A avaliação é da Famasul (Federação da Agricultura e Pecuária de Mato Grosso do Sul), que destaca a exclusão da carne bovina da nova cobrança , sendo este o principal item exportado pelo Estado ao mercado norte-americano.
Além da carne bovina, produtos como madeira, tilápia e couros também ficaram fora da tarifa adicional, reduzindo os efeitos da medida sobre a pauta de exportações sul-mato-grossense. A análise da Famasul foi elaborada com base em informações técnicas da CNA (Confederação da Agricultura e Pecuária do Brasil). Segundo a entidade, o resultado final da decisão norte-americana foi mais favorável do que o cenário inicialmente esperado.
Os Estados Unidos representam cerca de 5% das exportações do agronegócio de Mato Grosso do Sul, enquanto a China concentra 52,2% das vendas externas do setor, consolidando-se como o principal parceiro comercial do Estado.
No cenário nacional, a CNA informa que aproximadamente 63,5% do valor das exportações do agronegócio brasileiro para os Estados Unidos permaneceram fora da tarifa adicional após a ampliação da lista de exceções.

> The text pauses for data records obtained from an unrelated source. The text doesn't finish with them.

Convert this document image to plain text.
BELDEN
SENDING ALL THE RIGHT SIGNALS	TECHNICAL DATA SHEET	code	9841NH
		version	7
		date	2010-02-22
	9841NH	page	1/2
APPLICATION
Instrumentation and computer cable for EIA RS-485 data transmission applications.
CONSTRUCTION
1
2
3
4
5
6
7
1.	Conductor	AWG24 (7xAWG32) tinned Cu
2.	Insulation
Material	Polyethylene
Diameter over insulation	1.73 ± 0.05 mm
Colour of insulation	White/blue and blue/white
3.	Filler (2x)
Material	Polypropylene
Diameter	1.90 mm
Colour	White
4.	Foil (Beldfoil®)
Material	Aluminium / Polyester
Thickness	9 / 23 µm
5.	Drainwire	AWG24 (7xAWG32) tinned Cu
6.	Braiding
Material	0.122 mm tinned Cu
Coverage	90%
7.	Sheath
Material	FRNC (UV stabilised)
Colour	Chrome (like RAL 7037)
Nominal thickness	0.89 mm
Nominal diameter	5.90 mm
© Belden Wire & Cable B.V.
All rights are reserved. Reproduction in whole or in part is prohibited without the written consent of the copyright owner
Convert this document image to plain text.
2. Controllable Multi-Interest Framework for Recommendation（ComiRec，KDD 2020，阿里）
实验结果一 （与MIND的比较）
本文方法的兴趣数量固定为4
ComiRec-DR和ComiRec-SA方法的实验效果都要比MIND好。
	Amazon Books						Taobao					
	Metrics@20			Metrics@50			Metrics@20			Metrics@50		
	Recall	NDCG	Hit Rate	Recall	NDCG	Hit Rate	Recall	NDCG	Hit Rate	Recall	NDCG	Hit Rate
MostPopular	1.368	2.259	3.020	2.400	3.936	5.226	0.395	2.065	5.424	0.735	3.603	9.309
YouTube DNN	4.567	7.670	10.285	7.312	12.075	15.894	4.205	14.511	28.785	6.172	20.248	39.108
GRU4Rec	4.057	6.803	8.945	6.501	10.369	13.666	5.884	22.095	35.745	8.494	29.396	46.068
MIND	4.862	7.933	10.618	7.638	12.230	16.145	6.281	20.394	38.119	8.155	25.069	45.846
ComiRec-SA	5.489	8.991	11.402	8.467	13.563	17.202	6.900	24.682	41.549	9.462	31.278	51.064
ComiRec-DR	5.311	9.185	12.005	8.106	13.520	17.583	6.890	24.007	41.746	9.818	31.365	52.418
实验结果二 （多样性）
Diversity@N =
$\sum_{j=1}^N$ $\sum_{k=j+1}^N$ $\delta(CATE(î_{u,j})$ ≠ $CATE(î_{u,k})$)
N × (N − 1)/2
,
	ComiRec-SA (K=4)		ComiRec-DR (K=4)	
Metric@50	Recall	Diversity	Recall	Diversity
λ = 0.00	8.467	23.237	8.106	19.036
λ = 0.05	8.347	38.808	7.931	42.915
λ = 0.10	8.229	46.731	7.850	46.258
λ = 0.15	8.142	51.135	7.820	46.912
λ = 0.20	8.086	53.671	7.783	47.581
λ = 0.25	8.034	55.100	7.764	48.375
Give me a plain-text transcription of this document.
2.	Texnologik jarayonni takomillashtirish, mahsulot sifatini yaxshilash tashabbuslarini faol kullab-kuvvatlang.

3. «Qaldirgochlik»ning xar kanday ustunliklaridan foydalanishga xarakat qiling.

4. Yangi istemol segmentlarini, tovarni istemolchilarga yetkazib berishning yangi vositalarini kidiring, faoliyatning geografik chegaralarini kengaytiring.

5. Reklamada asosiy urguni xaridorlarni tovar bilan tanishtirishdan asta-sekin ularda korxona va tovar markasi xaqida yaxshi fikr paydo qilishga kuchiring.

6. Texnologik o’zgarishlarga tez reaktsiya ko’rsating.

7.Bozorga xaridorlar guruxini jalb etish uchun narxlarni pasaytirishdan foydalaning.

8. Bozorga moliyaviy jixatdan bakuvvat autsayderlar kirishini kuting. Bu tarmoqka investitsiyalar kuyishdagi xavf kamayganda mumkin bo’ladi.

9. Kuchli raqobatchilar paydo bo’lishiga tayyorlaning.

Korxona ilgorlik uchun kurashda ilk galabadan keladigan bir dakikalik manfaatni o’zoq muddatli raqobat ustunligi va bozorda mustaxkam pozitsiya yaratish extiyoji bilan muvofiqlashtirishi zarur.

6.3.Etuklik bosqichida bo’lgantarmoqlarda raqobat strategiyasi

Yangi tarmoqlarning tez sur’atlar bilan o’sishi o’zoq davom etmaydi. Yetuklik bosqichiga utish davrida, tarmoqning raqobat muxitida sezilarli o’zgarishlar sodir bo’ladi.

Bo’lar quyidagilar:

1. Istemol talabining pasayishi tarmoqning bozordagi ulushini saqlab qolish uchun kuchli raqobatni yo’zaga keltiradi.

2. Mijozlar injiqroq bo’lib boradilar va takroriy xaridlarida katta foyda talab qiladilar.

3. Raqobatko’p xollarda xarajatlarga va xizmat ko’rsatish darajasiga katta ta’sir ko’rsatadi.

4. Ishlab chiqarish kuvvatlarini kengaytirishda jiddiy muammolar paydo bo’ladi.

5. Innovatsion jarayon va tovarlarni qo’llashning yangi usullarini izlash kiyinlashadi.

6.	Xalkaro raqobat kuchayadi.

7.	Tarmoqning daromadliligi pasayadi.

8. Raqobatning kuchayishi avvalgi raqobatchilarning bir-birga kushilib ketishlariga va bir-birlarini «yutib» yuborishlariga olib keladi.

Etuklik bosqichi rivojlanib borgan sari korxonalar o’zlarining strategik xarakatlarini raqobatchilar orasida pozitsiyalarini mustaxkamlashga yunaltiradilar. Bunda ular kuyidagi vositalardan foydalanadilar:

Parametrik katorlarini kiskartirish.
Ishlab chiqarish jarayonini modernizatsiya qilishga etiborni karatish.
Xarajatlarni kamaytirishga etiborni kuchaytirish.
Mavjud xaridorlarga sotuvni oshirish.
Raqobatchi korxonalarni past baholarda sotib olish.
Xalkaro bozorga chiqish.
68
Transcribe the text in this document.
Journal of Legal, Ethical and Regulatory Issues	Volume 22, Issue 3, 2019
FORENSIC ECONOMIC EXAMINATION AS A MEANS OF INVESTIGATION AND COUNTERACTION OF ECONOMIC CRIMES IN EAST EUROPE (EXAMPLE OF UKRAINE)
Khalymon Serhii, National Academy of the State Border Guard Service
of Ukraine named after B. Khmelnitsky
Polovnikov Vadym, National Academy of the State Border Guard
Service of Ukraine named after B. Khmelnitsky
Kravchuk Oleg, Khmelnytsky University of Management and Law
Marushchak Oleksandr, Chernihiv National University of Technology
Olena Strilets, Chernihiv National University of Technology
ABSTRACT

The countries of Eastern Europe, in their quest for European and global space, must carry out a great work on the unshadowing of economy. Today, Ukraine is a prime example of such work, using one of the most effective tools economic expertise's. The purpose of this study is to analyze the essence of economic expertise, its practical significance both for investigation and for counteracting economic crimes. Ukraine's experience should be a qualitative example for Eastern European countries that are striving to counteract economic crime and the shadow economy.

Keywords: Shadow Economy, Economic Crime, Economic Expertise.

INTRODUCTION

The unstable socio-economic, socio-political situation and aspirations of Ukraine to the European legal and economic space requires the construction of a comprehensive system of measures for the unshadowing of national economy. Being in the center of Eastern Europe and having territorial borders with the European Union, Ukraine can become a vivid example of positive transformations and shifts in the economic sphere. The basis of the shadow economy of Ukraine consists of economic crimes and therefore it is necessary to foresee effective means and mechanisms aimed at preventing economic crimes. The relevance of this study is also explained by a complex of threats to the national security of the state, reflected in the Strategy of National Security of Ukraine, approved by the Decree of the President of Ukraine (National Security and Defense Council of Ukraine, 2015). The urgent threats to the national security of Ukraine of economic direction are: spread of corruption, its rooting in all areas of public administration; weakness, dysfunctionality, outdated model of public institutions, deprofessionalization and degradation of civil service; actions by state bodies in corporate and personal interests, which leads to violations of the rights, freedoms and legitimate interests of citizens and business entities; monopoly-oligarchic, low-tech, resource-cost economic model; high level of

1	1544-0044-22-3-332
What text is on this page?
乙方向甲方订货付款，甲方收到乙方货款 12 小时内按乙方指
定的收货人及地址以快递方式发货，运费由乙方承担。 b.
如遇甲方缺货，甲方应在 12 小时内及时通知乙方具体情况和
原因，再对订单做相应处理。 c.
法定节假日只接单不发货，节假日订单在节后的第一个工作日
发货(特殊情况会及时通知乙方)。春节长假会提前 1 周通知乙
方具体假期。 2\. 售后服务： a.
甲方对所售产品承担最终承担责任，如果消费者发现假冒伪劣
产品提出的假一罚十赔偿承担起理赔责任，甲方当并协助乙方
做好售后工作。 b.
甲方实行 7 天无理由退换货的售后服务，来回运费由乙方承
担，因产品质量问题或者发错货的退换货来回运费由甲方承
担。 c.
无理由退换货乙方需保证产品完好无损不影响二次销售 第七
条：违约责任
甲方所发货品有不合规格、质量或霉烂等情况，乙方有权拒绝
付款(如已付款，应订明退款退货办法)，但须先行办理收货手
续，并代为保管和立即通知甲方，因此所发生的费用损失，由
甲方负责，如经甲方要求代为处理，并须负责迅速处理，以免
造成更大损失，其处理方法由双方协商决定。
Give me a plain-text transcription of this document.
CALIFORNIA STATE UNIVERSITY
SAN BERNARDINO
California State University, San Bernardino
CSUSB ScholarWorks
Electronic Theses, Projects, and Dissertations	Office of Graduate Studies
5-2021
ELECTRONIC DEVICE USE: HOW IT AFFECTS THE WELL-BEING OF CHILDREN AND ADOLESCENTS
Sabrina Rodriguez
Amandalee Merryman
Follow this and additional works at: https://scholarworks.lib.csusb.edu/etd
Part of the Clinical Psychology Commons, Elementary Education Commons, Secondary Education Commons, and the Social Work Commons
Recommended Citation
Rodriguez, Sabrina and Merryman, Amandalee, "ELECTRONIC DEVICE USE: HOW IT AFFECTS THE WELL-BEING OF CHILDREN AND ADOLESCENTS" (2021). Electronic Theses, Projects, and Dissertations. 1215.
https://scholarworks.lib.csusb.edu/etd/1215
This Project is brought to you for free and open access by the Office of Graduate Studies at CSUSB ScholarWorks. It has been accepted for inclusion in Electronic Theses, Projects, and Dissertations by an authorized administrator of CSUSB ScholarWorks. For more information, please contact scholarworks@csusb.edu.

Entre os produtos preservados estão carne bovina, café, laranja, suco de laranja, cacau, especiarias, café solúvel sem adição de sabor, mel orgânico, determinados pescados, madeira e couros.
A tarifa passa a valer a partir de 22 de julho e será aplicada apenas aos produtos que não integram a lista de exceções. Permanecem sujeitos à sobretaxa itens como açúcar, etanol, carne suína, máquinas, calçados e parte dos produtos industrializados. Já o aço e o alumínio continuam submetidos à tarifa de 50%.
Para a Famasul, a baixa participação dos Estados Unidos nas exportações estaduais e a preservação dos principais produtos comercializados pelo Estado contribuíram para minimizar os impactos imediatos da medida.
Ainda assim, a entidade ressalta que o cenário exige acompanhamento constante diante da possibilidade de mudanças futuras na política comercial norte-americana. A CNA também destaca que a relação comercial entre Brasil e Estados Unidos é considerada complementar.
Durante as discussões sobre a medida, empresas e importadores norte-americanos defenderam a continuidade das compras de produtos brasileiros, argumentando que eles abastecem cadeias produtivas locais e ajudam a evitar aumento de custos para a indústria dos EUA.
Os Estados Unidos são o segundo principal destino das exportações do agronegócio brasileiro. Em 2025, as vendas do setor para aquele mercado alcançaram cerca de US$ 12 bilhões, reforçando a relevância da parceria comercial entre os dois países.
Apesar da avaliação positiva para Mato Grosso do Sul, a Famasul afirma que continuará monitorando os desdobramentos da política comercial norte-americana em conjunto com a CNA, uma vez que eventuais alterações na lista de exceções poderão afetar a competitividade de alguns segmentos do agronegócio brasileiro.